I think we can/should do the same with our nervous systems. Over the past 20 years, we’ve gained the ability to look more closely and understand more completely, just how it all works — as far as we can currently tell. That knowledge is continually shifting and changing, of course, and it could be that some (much?) of what I’m writing about will change in the next 20 years. But that shouldn’t stop me — or you — from considering how it all fits together, and how our understanding of it can enrich our lives.
Once upon a time, very distinguished scientists believed that the nervous system was a continuous network of uninterrupted connections — like the vascular system with its networks of veins and arteries. It seemed like just common sense, that the nervous system would also be uninterrupted, just like our veins, allowing the signals passing along our “wires” to get where they’re going in one piece.
People believed this so strongly, that Camillo Golgi, the scientist who figured out how to stain nerves so you could see them as individual pieces, rather than just another dark clump of organic stuff, devoted his entire 1906 Nobel Prize speech to explaining how it was impossiblethat the nervous system was made up of separate neurons.
His co-winner, Santiago RamónyCajal, was a proponent of the “neuron doctrine”, which held that nerves were separate cells that were connected by something, though people hadn’t figured that out, just yet. Turns out Ramon y Cajal was right — but it took decades before we had equipment that could give us a decent view of that.
Did this stop them, though? Did their obviously imperfect, partial knowledge of How Things Work stop them from moving forward in their work? Oh, no. And even when they stood the chance of being proven wrong, they just moved ahead, anyway. Even staked their reputations on it.
Looking back at the past hundreds of years of scientific discovery, as well as changes in how we view ourselves as individual humans in community with each other, I’m struck by just how dynamic our knowledge of science and self is.

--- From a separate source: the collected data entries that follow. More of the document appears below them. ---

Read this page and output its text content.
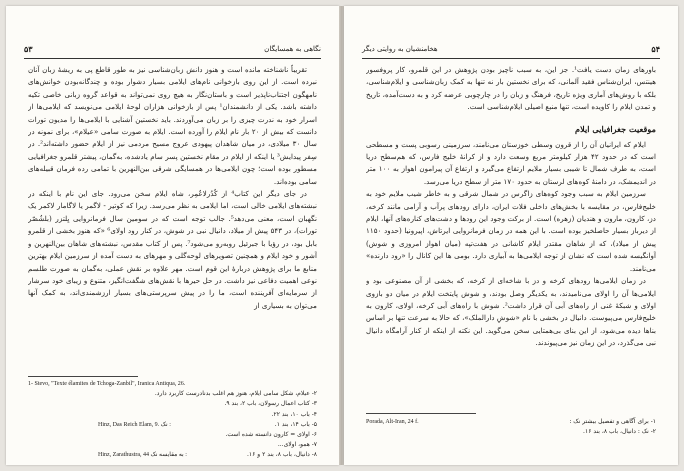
۵۳	نگاهی به همسایگان

تقریباً ناشناخته مانده است و هنوز دانش زبان‌شناسی نیز به طور قاطع پی به ریشهٔ زبان آنان نبرده است. از این روی بازخوانی نام‌های ایلامی بسیار دشوار بوده و چندگانه‌بودن خوانش‌های نامهگون اجتناب‌ناپذیر است و باستان‌نگار به هیچ روی نمی‌تواند به قواعد گروه زبانی خاصی تکیه داشته باشد. یکی از دانشمندان¹ پس از بازخوانی هزاران لوحهٔ ایلامی می‌نویسد که ایلامی‌ها از اسرار خود به ندرت چیزی را بر زبان می‌آوردند. باید نخستین آشنایی با ایلامی‌ها را مدیون تورات دانست که بیش از ۲۰ بار نام ایلام را آورده است. ایلام به صورت سامی «عیلام»، برای نمونه در سال ۳۰ میلادی، در میان شاهدان پیهودی عروج مسیح مردمی نیز از ایلام حضور داشته‌اند². در سِفر پیدایش³ یا اینکه از ایلام در مقام نخستین پسر سام یادشده، به‌گمان، پیشتر قلمرو جغرافیایی مسطور بوده است؛ چون ایلامی‌ها در همسایگی شرقی بین‌النهرین با تمامی رده فرمان قبیله‌های سامی بوده‌اند.

در جای دیگر این کتاب⁴ از کُدُرلاعُمِر، شاه ایلام سخن می‌رود. جای این نام با اینکه در نبشته‌های ایلامی خالی است، اما ایلامی به نظر می‌رسد. زیرا که کوتیر - لاگمر یا لاگامار لاکمر یک نگهبان است، معنی می‌دهد⁵. جالب توجه است که در سومین سال فرمانروایی یِلتزر (بلشُصّر تورات)، در ۵۴۳ پیش از میلاد، دانیال نبی در شوش، در کنار رود اولای⁶ «که هنوز بخشی از قلمرو بابل بود، در رؤیا با جبرئیل روبه‌رو می‌شود⁷. پس از کتاب مقدس، نبشته‌های شاهان بین‌النهرین و آشور و خود ایلام و همچنین تصویرهای لوحه‌گلی و مهرهای به دست آمده از سرزمین ایلام بهترین منابع ما برای پژوهش دربارهٔ این قوم است. مهر علاوه بر نقش عملی، به‌گمان به صورت طلسم نوعی اهمیت دفاعی نیز داشت. در حل حیرها با نقش‌های شگفت‌انگیز، متنوع و زیبای خود سرشار از سرمایه‌ای آفریننده است، ما را در پیش سرپرستی‌های بسیار ارزشمندی‌اند، به کمک آنها می‌توان به بسیاری از

1- Stevo, "Texte élamites de Tchoga-Zanbil", Iranica Antiqua, 26.
۲- عیلام، شکل سامی ایلام، هنوز هم اغلب بدنادرست کاربرد دارد.
۳- کتاب اعمال رسولان، باب ۲، بند ۹.
۴- باب ۱۰، بند ۲۲.
۵- باب ۱۴، بند ۱.
Hinz, Das Reich Elam, 9. نک :
۶- اولای = کارون دانسته شده است.
۷- همو، اولای...
۸- دانیال، باب ۸، بند ۲ و ۱۶.
Hinz, Zarathustra, 44 به مقایسه نک :
۵۴
هخامنشیان به روایتی دیگر

باورهای زمان دست یافت¹. جز این، به سبب ناچیز بودن پژوهش در این قلمرو، کار پروفسور هینتس، ایران‌شناس فقید آلمانی، که برای نخستین بار نه تنها به کمک زبان‌شناسی و ایلام‌شناسی، بلکه با روش‌های آماری ویژه تاریخ، فرهنگ و زبان را در چارچوبی عرضه کرد و به دست‌آمده، تاریخ و تمدن ایلام را کاویده است، تنها منبع اصیلی ایلام‌شناسی است.

موقعیت جغرافیایی ایلام

ایلام که ایرانیان آن را از قرون وسطی خوزستان می‌نامند، سرزمینی رسوبی پست و مسطحی است که در حدود ۴۲ هزار کیلومتر مربع وسعت دارد و از کرانهٔ خلیج فارس، که هم‌سطح دریا است، به طرف شمال تا شیبی بسیار ملایم ارتفاع می‌گیرد و ارتفاع آن پیرامون اهواز به ۱۰۰ متر در اندیمشک، در دامنهٔ کوه‌های لرستان به حدود ۱۷۰ متر از سطح دریا می‌رسد.

سرزمین ایلام به سبب وجود کوه‌های زاگرس در شمال شرقی و به خاطر شیب ملایم خود به خلیج‌فارس، در مقایسه با بخش‌های داخلی فلات ایران، دارای رودهای پرآب و آرامی مانند کرخه، دز، کارون، مارون و هندیان (زهره) است. از برکت وجود این رودها و دشت‌های کناره‌های آنها، ایلام از دیرباز بسیار حاصلخیز بوده است. با این همه در زمان فرمانروایی ایرتاش، اپیرونیا (حدود ۱۱۵۰ پیش از میلاد)، که از شاهان مقتدر ایلام کاشانی در هفت‌تپه (میان اهواز امروزی و شوش) آوانگیسه شده است که نشان از توجه ایلامی‌ها به آبیاری دارد. بومی ها این کانال را «رود دارنده» می‌نامند.

در زمان ایلامی‌ها رودهای کرخه و دز با شاخه‌ای از کرخه، که بخشی از آن مصنوعی بود و ایلامی‌ها آن را اولای می‌نامیدند، به یکدیگر وصل بودند، و شوش پایتخت ایلام در میان دو بازوی اولای و شبکهٔ غنی از راه‌های آبی آن قرار داشت². شوش با راه‌های آبی کرخه، اولای، کارون به خلیج‌فارس می‌پیوست. دانیال در بخشی با نام «شوشِ دارالملک»، که حالا به سرعت تنها بر اساس بناها دیده می‌شود، از این بنای بی‌همتایی سخن می‌گوید. این نکته از اینکه از کنار آرامگاه دانیال نبی می‌گذرد، در این زمان نیز می‌پیوندند.

۱- برای آگاهی و تفصیل بیشتر نک :
Porada, Alt-Iran, 24 f.
۲- نک : دانیال، باب ۸، بند ۱۶.
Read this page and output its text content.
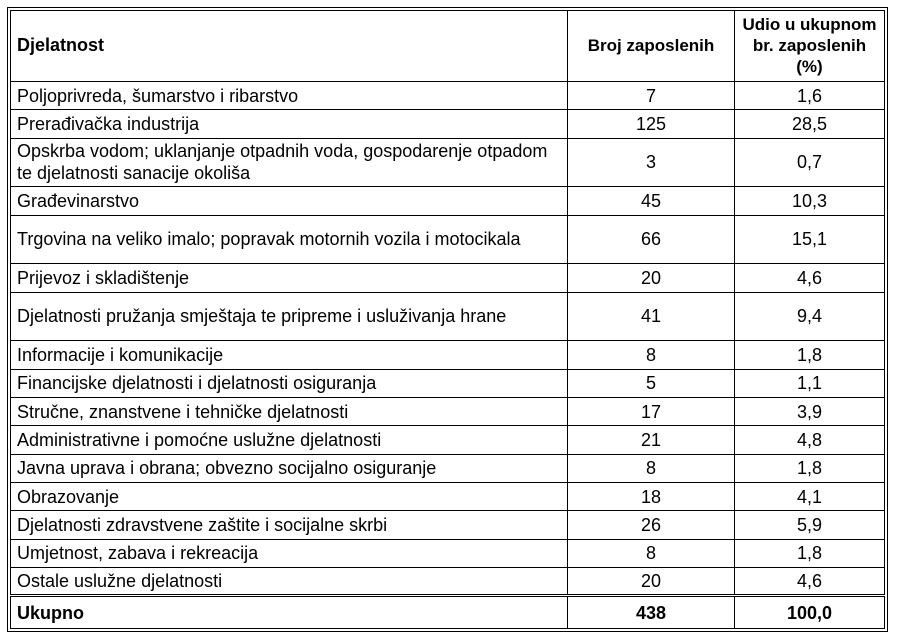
Djelatnost	Broj zaposlenih	Udio u ukupnom br. zaposlenih (%)
Poljoprivreda, šumarstvo i ribarstvo	7	1,6
Prerađivačka industrija	125	28,5
Opskrba vodom; uklanjanje otpadnih voda, gospodarenje otpadom te djelatnosti sanacije okoliša	3	0,7
Građevinarstvo	45	10,3
Trgovina na veliko imalo; popravak motornih vozila i motocikala	66	15,1
Prijevoz i skladištenje	20	4,6
Djelatnosti pružanja smještaja te pripreme i usluživanja hrane	41	9,4
Informacije i komunikacije	8	1,8
Financijske djelatnosti i djelatnosti osiguranja	5	1,1
Stručne, znanstvene i tehničke djelatnosti	17	3,9
Administrativne i pomoćne uslužne djelatnosti	21	4,8
Javna uprava i obrana; obvezno socijalno osiguranje	8	1,8
Obrazovanje	18	4,1
Djelatnosti zdravstvene zaštite i socijalne skrbi	26	5,9
Umjetnost, zabava i rekreacija	8	1,8
Ostale uslužne djelatnosti	20	4,6
Ukupno	438	100,0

We are continuously changing how we think about life, how we relate to it, how we regard ourselves, and how we relate to each other. Nothing stays the same for long, but we seem to get in the habit of thinking that How Things Are Now is How Things Have Always Been. It’s not true, of course, but we tend to believe it. Especially now, when we’ve got our online echo chambers to reinforce our biases and support even our least defensible opinions.
But things change. Times change. Knowledge aggregates and opinions proliferate… and at regular (and irregular) intervals, there’s some knew “wrench” being tossed in the workings of our minds. And so we adapt. Science adapts. Society adapts. We shift and change along with our surroundings, no matter how firmly we may believe that we’re anchored in universal truths. Maybe Truth doesn’t change, but our understanding of it does.
And so it’s important — for all of us — to step out and take some chances in considering the facts of the world around (and inside) us… building an understanding of those facts that works for us and makes our lives more meaningful. Even if the science might shift in a matter of years, even if we don’t have all the answers or all the insight that more accelerated experts do, I think we have every right to avail ourselves of What We Know At This Point In Time, and use that to better appreciate and understand our world.
Even if we aren’t PhD-grade neuroscientists.
Especially if we aren’t PhD-grade neuroscientists.
It’s our world, they’re our bodies. The science has been funded by our tax dollars. And I say we have the right to understand what’s going on in there, so that we can do better at what we do out here.